Repression of cyclooxygenase-2 and prostaglandin E2 release by dexamethasone occurs by transcriptional and post-transcriptional mechanisms involving loss of polyadenylated mRNA

The two cyclooxygenase (COX) isoforms convert arachidonic acid to precursor prostaglandins (PGs). Upregulation of COX-2 is responsible for increased PG production in inflammation and is antagonized by corticosteriods such as dexamethasone. In human pulmonary A549 cells, interleukin-1 beta (IL-1 beta) increases prostaglandin E-2 (PGE(2)) synthesis via dexamethasone-sensitive induction of COX-a, Nuclear run-off assays showed that COX-2 transcription rate was repressed 25-40% by dexamethasone, while PGE(2) release, COX activity, and COX-2 protein were totally repressed. At the mRNA level, complete repression of COX-2 was only observed at later (6 h) time points. Preinduced COX-2 mRNA was also potently repressed by dexamethasone, yet suppression of transcription by actinomycin D showed little effect.
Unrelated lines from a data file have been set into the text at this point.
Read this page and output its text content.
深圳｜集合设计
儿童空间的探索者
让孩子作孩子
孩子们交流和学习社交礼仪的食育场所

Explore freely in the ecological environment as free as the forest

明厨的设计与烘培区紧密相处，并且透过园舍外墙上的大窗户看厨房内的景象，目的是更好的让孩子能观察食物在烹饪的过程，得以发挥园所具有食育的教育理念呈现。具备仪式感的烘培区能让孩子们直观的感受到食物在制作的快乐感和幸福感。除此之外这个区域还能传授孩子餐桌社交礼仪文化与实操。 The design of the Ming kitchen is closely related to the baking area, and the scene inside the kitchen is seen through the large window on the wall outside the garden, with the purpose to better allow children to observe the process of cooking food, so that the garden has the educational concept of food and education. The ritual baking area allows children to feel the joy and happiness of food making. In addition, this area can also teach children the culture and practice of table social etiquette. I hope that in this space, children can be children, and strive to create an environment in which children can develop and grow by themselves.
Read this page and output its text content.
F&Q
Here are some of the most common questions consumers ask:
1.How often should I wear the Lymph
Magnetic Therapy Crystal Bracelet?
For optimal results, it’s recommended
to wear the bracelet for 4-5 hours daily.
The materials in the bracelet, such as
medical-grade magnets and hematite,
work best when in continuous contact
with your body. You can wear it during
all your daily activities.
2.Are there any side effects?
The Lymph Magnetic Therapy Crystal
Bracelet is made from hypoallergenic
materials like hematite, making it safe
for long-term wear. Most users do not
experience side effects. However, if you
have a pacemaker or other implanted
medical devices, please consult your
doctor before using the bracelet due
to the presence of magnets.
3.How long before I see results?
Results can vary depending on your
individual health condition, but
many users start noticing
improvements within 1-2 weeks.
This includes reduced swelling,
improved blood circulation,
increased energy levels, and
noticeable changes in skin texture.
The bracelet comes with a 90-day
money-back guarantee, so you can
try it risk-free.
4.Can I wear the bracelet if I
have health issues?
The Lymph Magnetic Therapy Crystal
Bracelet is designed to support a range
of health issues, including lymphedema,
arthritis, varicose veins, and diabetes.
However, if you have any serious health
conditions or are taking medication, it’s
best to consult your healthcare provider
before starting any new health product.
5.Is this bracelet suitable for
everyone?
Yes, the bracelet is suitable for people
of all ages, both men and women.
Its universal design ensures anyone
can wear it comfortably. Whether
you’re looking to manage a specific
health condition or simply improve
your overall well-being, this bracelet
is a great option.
This dexamethasone-dependent repression involved a reduced COX-2 mRNA half-life, was blocked by actinomycin D or cycloheximide, and was antagonized by the steroid antagonist RU38486, Repression of IL-1 beta-induced PGE(2) release, COX activity, and COX-2 protein by actinomycin D was only effective within the first hour following IL-1 beta treatment, while dexamethasone was effective when added up to 10 h later, suggesting a functional role for post-transcriptional mechanisms of repression. Following dexamethasone treatment, shortening of the average length of COX-2 mRNA poly(A) tails was observed. Finally, ligation of the COX-2 3'-UTR to a heterologous reporter failed to confer dexamethasone sensitivity. In conclusion, these data indicate a major role for post-transcriptional mechanisms in the dexamethasone-dependent repression of COX-2 that require de novo glucocorticoid receptor-dependent transcription and translation. This mechanism involves shortening of the COX-2 poly(A) tail and requires determinants other than just the 3'-UTR for specificity.